To explore the preferential V and J combinations in SDs and LDs, we first analyzed and listed the V and J combinations most frequently observed in the TCRs in all samples (Fig.4j). Among these combinations, relatively frequent pairings of the TCR in HDs were TRBV29::TRVJ2-7 and TRAV29/DV5::TRAJ20, while TRAV29/DV5::TRAJ49 and TRBV9::TRBJ1-3 were frequent in LD patients, and TRAV12-3::TRAJ54 and TRAV1-2::TRAJ49 were frequent in SD patients (Fig.4j). The selective usage of V(D)J genes suggests that different immunodominant epitopes may drive the molecular composition of T-cell responses and may be associated with LD and SD infection.

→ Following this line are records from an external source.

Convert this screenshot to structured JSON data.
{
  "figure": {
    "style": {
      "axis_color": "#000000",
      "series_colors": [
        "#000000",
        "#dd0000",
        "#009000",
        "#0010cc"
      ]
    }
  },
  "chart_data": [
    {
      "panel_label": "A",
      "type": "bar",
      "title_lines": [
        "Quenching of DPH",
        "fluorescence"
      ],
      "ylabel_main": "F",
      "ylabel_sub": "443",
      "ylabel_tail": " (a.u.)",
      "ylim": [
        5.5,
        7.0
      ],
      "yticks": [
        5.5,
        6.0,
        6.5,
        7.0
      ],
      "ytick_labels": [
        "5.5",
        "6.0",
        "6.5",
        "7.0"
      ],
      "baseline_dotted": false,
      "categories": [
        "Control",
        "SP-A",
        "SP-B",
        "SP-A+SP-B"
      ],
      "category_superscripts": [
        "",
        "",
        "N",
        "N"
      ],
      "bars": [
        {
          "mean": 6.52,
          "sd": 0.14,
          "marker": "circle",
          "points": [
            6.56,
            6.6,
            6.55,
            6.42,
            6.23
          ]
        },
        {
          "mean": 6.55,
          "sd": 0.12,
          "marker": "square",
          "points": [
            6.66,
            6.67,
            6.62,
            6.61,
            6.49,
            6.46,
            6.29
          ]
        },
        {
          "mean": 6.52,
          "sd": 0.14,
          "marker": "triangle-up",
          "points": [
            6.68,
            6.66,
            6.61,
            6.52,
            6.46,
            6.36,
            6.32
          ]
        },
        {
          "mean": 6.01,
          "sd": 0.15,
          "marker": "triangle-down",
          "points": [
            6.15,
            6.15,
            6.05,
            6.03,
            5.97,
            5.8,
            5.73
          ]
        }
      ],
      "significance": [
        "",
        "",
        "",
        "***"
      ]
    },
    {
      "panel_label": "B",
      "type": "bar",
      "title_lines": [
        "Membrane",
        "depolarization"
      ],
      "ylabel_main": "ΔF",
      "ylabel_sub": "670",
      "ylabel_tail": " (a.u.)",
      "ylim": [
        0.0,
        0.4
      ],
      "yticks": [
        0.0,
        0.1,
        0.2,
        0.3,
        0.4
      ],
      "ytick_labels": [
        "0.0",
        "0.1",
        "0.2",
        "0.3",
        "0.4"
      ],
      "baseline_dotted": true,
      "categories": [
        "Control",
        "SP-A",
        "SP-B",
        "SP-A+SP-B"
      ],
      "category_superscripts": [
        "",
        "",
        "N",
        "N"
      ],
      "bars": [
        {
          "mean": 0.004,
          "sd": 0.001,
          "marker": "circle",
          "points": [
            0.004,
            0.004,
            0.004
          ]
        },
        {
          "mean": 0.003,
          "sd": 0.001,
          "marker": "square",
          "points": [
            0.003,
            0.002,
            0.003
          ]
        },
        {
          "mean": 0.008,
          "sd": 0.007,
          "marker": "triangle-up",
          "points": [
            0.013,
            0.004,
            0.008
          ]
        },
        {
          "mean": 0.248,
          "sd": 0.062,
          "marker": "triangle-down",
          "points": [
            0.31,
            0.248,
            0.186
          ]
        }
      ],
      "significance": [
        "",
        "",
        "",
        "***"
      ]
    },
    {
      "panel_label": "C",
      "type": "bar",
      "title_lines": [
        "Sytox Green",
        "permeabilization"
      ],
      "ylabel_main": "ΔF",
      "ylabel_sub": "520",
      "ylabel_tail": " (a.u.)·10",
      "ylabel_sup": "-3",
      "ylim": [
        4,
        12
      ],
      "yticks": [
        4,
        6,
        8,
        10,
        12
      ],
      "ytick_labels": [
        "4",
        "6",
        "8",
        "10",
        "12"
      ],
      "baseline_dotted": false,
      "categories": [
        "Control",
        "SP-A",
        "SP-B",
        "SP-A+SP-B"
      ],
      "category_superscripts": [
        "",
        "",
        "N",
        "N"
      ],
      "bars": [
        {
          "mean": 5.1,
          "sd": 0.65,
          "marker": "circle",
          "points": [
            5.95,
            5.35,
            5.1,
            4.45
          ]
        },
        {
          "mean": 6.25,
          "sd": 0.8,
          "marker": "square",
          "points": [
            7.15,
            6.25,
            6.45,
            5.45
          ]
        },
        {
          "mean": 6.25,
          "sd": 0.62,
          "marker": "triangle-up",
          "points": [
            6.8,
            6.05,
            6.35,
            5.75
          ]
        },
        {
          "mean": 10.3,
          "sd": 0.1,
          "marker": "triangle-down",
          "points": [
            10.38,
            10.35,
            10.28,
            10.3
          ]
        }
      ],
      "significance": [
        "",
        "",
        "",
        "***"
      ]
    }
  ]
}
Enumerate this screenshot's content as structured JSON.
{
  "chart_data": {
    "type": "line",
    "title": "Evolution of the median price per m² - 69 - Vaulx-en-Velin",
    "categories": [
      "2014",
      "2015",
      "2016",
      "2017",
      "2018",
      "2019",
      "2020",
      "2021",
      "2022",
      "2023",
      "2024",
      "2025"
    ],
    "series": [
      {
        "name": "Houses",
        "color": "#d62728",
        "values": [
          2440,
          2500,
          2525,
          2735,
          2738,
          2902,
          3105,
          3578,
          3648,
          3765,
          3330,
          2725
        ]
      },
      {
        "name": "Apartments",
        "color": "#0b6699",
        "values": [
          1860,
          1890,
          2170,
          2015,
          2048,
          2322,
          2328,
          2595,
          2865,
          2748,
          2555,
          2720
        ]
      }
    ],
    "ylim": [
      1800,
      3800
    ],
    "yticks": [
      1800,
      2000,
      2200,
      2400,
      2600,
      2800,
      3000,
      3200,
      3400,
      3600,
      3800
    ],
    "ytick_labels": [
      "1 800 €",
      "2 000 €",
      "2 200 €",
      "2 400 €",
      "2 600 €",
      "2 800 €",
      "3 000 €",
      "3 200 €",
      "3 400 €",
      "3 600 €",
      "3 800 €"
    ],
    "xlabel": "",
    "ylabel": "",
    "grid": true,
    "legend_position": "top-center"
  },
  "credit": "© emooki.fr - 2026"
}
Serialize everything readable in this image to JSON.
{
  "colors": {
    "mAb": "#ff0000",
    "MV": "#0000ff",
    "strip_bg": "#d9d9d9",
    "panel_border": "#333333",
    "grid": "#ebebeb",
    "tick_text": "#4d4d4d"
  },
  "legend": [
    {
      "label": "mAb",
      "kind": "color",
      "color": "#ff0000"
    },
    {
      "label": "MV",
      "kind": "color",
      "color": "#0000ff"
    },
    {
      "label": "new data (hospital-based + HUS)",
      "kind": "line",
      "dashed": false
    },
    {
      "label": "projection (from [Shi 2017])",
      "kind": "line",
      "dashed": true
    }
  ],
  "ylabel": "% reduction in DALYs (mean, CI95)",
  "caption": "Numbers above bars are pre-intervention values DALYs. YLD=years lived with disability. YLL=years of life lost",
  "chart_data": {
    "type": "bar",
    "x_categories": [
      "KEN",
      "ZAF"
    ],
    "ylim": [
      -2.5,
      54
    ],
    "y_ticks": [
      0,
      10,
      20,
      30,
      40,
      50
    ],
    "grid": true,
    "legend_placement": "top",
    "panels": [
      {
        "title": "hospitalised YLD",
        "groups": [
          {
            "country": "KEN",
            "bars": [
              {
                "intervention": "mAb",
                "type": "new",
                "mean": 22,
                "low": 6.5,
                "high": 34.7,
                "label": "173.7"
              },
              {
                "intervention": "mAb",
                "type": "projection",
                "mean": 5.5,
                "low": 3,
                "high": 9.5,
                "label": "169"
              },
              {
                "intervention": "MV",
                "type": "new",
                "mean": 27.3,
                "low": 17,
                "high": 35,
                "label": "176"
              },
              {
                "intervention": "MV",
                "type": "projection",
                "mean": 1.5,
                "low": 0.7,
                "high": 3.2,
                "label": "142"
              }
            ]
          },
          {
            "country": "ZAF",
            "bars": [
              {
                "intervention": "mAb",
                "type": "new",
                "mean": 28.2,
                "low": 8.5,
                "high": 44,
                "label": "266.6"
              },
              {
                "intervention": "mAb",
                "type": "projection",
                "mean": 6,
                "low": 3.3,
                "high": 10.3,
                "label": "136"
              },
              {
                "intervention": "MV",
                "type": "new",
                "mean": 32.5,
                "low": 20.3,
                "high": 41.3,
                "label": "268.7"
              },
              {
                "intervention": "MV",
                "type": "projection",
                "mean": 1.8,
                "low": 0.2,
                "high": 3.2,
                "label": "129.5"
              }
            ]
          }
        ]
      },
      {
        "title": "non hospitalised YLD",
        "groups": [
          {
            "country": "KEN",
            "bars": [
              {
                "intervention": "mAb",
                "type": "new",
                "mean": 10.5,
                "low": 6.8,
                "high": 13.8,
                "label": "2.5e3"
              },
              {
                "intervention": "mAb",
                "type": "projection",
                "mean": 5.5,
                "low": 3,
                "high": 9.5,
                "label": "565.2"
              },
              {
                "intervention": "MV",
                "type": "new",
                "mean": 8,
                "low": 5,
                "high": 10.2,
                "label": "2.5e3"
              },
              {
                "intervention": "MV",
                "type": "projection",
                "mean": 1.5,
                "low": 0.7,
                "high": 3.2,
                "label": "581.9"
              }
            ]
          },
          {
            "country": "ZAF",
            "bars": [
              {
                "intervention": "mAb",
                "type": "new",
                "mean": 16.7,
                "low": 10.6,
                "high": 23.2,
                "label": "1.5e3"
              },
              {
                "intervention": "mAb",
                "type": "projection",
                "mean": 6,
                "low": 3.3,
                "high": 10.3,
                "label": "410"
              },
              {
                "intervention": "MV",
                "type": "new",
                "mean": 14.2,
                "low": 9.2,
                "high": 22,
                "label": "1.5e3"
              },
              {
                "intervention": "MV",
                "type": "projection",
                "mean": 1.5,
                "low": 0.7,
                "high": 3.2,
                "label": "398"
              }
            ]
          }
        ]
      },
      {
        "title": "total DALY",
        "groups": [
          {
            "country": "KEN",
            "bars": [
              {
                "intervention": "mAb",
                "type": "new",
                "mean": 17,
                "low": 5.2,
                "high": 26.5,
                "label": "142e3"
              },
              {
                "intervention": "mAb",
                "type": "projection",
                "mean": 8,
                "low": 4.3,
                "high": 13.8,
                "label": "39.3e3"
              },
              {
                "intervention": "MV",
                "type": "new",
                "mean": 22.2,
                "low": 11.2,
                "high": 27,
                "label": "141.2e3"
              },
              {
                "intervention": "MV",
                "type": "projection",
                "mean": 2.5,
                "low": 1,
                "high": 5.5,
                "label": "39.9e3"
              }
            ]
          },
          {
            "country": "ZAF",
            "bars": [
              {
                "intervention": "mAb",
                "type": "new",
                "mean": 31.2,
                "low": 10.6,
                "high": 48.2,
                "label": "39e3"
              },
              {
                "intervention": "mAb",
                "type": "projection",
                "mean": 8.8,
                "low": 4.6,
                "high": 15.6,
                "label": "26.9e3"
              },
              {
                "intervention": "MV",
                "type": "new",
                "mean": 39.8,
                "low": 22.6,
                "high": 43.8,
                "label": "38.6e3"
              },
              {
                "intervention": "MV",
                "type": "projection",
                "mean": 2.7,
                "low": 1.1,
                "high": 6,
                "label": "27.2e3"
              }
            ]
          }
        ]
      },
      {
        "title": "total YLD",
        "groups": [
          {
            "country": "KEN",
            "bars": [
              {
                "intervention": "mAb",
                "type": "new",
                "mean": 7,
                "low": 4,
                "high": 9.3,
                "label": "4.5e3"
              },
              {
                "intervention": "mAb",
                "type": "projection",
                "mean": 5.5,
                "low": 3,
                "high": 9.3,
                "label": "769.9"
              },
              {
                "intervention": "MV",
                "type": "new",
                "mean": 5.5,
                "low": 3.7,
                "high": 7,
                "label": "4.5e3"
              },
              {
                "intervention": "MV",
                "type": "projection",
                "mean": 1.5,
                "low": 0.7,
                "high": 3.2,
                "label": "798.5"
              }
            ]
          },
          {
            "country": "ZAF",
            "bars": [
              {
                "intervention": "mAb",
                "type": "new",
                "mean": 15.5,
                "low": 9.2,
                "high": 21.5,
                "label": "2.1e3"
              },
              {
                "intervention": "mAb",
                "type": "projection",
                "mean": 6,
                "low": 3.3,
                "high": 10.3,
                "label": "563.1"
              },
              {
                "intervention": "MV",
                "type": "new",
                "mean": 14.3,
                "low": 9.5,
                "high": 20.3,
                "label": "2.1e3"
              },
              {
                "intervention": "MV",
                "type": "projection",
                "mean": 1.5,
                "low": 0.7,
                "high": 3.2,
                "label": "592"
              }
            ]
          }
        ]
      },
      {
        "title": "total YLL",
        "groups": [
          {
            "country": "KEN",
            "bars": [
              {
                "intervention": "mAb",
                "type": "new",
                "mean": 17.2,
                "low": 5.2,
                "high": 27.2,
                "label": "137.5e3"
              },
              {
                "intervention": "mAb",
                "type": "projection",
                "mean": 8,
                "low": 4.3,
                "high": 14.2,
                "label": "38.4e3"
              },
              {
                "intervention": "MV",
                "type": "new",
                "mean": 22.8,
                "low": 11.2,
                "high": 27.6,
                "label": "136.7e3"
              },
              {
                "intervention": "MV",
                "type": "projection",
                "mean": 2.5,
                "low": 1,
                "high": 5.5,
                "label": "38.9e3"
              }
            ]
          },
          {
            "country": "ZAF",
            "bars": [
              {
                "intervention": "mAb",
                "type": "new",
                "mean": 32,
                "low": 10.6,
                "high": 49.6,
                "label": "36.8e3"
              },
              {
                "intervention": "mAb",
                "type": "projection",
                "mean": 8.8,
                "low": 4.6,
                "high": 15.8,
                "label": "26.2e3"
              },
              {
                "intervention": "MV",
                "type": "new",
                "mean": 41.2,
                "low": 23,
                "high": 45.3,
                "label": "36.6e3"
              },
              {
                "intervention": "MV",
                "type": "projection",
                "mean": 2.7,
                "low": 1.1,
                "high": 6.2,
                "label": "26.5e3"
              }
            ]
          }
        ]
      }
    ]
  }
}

Features of B cell subsets in LDs
Some T cells and cytokines prime B cells for maturation, which go on to become plasma cells and produce pathogen neutralizing antibodies33. We subclustered B cells into three subsets according to the expression and distribution of canonical B-cell markers (Extended data Fig.5a-b). Compared with HDs, plasma B cells were not significantly increased in SDs, which may be due to sampling during the convalescent period34 (Extended Data Fig.5a, Fig.2d). In LDs, despite viral persistence, the proportion of plasma cells was also extremely low, which may indicate that LDs fail to produce sufficient neutralizing antibodies (Extended Data Fig.5a, Fig.2d). Previous studies5,35 have suggested that antibodies produced by plasma cells in response to SARS-CoV-2 during initial exposure disappeared within a few weeks, but memory B cells persisted for much longer. Therefore, we compared the expression profiles of memory B cells in the three groups. Interestingly, the pathways involved in T-cell differentiation (CD83, ZFP36L2, and GPR183) and cell growth and activation (CD83, ZFP36L2, GPR183, and PELI1) were selectively enriched in SDs but not LDs, indicating that B and T cells in LDs failed to synergize in order to clear the virus (Extended Data Fig.4d-e). Moreover, HMGB2 and PDE4B, which positively regulate the production of cytokines such as IL-2, and the pathways involved in leukocyte chemotaxis (LYN, DUSP1, and RAC1) were exclusively enriched in SDs (Extended data Fig. 4c-d).